Os portugueses viram o bacalhau como o peixe ideal para resistir a longas travessias na época dos Descobrimentos. Também por esta altura surgiu a cura tradicional portuguesa, isenta de substâncias químicas, mas que preservava as propriedades nutricionais do peixe e dava-lhe um sabor exclusivo.

 

Curiosamente, a pesca do bacalhau começou no Canadá. Na tentativa de encontrar a contra costa das Índias, os Portugueses navegavam para oeste deparando-se com a “Terra Nova” e a Gronelândia, acredita-se mesmo que os Portugueses começaram a pescar bacalhau na “Terra Nova” por engano.

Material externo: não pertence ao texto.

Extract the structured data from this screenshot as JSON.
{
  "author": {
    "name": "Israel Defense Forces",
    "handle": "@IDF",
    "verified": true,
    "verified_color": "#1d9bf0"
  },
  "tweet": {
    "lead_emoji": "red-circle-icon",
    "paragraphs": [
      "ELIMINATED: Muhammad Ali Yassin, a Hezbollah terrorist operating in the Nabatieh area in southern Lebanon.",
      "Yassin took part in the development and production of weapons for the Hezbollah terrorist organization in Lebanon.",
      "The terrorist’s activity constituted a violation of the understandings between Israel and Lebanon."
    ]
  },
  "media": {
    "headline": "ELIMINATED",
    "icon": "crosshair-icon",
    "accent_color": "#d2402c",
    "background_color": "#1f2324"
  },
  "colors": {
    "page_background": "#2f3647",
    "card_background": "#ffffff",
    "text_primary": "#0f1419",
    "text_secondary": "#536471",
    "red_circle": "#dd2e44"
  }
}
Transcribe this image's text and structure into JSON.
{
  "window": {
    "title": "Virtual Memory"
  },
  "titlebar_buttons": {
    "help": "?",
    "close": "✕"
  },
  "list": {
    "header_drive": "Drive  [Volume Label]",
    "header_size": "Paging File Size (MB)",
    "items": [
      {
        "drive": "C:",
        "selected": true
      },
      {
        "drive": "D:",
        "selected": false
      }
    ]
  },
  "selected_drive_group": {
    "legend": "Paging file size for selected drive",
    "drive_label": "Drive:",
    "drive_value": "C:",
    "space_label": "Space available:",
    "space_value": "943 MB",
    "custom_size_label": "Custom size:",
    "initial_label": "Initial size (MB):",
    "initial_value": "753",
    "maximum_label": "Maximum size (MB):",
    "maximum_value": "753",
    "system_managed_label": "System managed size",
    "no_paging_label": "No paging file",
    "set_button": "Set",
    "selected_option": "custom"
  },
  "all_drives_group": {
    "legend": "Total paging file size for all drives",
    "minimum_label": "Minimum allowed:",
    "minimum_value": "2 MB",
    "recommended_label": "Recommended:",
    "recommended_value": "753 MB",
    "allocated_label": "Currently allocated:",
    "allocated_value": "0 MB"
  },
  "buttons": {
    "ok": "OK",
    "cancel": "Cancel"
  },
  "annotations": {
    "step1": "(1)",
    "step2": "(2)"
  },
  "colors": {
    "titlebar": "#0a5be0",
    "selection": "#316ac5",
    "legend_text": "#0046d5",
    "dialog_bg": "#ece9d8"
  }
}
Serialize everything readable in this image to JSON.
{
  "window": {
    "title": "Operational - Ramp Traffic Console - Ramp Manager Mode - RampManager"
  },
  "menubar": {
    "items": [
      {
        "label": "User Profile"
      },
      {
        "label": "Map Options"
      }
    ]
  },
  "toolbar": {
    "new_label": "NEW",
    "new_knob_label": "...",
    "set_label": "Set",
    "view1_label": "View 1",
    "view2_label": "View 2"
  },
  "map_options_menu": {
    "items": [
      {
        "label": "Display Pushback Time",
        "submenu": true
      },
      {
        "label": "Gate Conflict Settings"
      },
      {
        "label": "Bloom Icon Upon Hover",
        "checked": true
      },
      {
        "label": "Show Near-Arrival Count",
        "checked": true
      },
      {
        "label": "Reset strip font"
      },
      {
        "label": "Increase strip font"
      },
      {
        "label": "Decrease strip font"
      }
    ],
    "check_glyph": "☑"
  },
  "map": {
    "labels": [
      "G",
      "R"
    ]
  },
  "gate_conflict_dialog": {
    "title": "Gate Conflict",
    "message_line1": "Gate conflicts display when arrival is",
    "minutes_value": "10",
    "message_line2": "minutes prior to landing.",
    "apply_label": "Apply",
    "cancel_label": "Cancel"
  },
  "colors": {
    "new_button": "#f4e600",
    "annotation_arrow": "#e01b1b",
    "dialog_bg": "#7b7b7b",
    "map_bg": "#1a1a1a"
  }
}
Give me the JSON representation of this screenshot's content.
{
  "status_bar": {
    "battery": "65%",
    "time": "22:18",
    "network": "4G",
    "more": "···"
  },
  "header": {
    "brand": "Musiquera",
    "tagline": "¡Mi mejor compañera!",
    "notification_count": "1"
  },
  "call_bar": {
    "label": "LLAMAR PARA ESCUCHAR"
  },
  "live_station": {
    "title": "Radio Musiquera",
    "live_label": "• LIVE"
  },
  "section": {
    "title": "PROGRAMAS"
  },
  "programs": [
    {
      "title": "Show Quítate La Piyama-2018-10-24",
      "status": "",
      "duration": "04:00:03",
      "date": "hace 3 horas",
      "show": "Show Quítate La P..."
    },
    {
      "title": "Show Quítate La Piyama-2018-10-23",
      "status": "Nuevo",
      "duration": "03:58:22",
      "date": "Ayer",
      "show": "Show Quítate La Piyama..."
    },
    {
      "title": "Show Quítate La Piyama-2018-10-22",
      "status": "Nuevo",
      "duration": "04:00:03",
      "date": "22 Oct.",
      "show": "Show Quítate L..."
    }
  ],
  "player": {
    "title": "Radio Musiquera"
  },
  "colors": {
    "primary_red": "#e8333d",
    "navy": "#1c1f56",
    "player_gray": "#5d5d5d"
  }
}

Mas foi sol de pouca dura e no século XVI as tripulações Portuguesas são praticamente expulsas da Terra Nova por Corsários Ingleses e Franceses, sendo a pesca então dominada por eles.

Entretanto, o consumo do bacalhau salgado seco generalizou-se durante o século XVII e, até ao século XX, consumia-se o chamado “bacalhau inglês”.

Só em 1835 é que Portugal colocou as frotas a caminho, ainda com momentos muito atribulados para o negócio. Mas nas décadas de 1950 e 1960 assinalou-se o pico da captura da frota bacalhoeira portuguesa, aumentando cerca de 60% da produção do bacalhau que se consumia, face ao ano anterior.

Estávamos em pleno Estado Novo e depois de várias lutas e testes à resiliência aos homens do mar, Portugal aposta na qualidade do produto. Alcançou o primeiro lugar na produção em 1958, entre pescas na Terra Nova, Noruega e Svalbard, e afirmou-se no mercado internacional.

O último ano em que uma frota de bacalhoeiros parte para a Terra Nova foi em 1974, ano que coincide com a queda da ditadura em Portugal. Também houve mudanças no direito do mar e outros problemas já na década de 60.

Nos dias de hoje, 70% do Bacalhau que consumimos vem da Noruega e 20% da captura mundial de Bacalhau.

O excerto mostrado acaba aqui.